The Leeds Teaching Hospitals NHS Trust

Awarded Problem Solving Funds

High throughput sequencing of cancer transcriptomes to discover new oncogenic viruses

Lead Applicant

Professor G. Eric Blair

Project Summary

Viruses are currently associated with 10-20% of human cancers, the most notable being the link between human papillomavirus (HPV) and cervical cancer. Developments in high-throughput sequencing make it possible to identify novel viruses in tumour samples and a new human polyomavirus associated with Merkel cell carcinoma was identified last year.  The expectation is that more human cancers will have a viral aetiology and that these are discoverable using this new technology.
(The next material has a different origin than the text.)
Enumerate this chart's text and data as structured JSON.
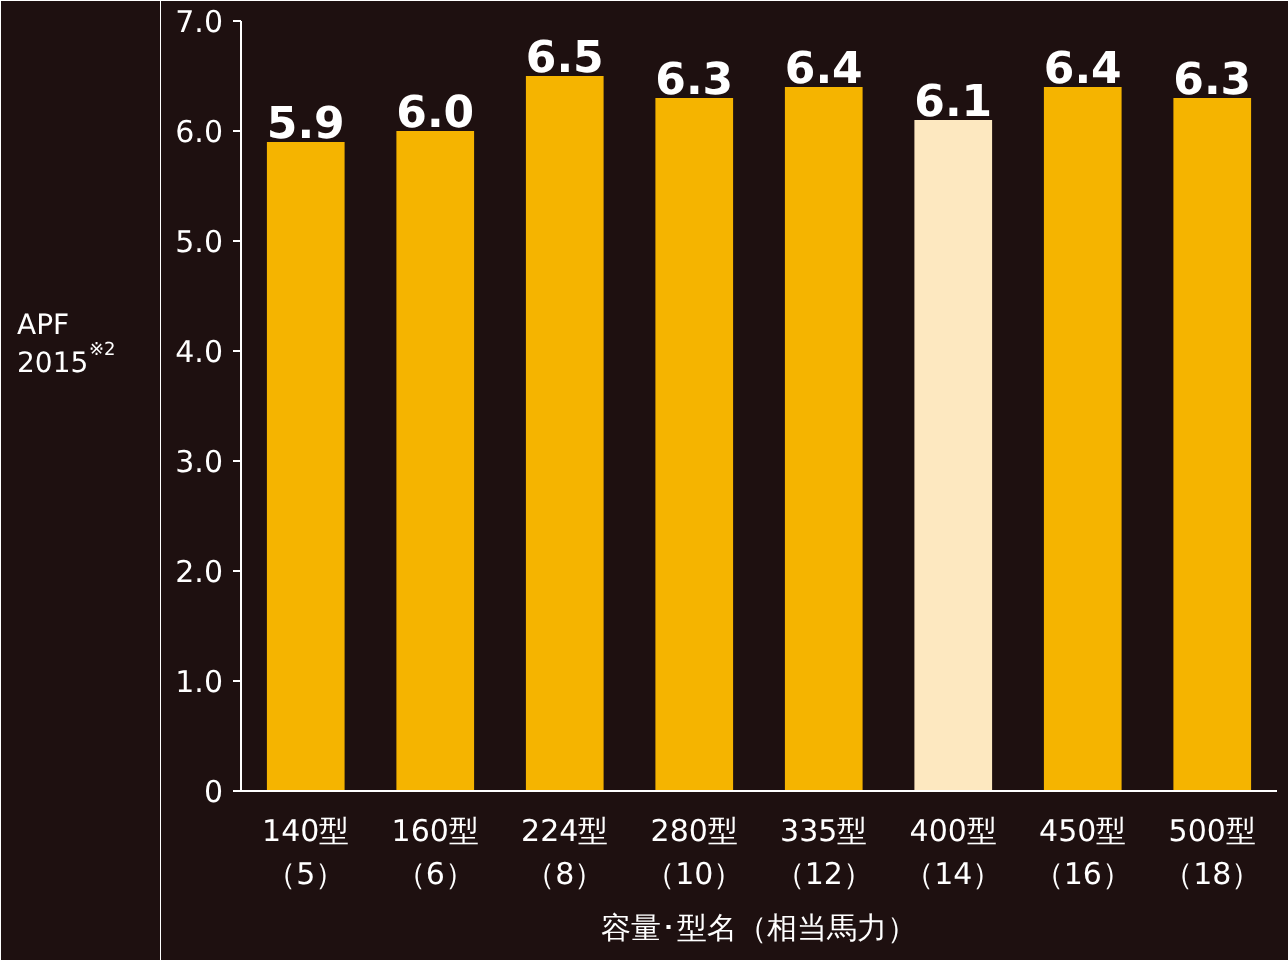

The group have internationally-recognised expertise in HPV-associated malignancies (GEB and GPC), bioinformatics (DW) and high-throughput sequencing (GT), and aim to use this funding in a proof of concept study (using HPV transformed cells), to overcome a bottleneck in technology and show that we can use high-throughput sequencing to detect viral transcripts at low copy numbers (PCR cannot be used when the tumour associated virus is unknown).  Furthermore, cDNA sequencing will reveal mutations in cellular transcripts which are currently poorly defined in cervical cancer, identifying potential drug targets.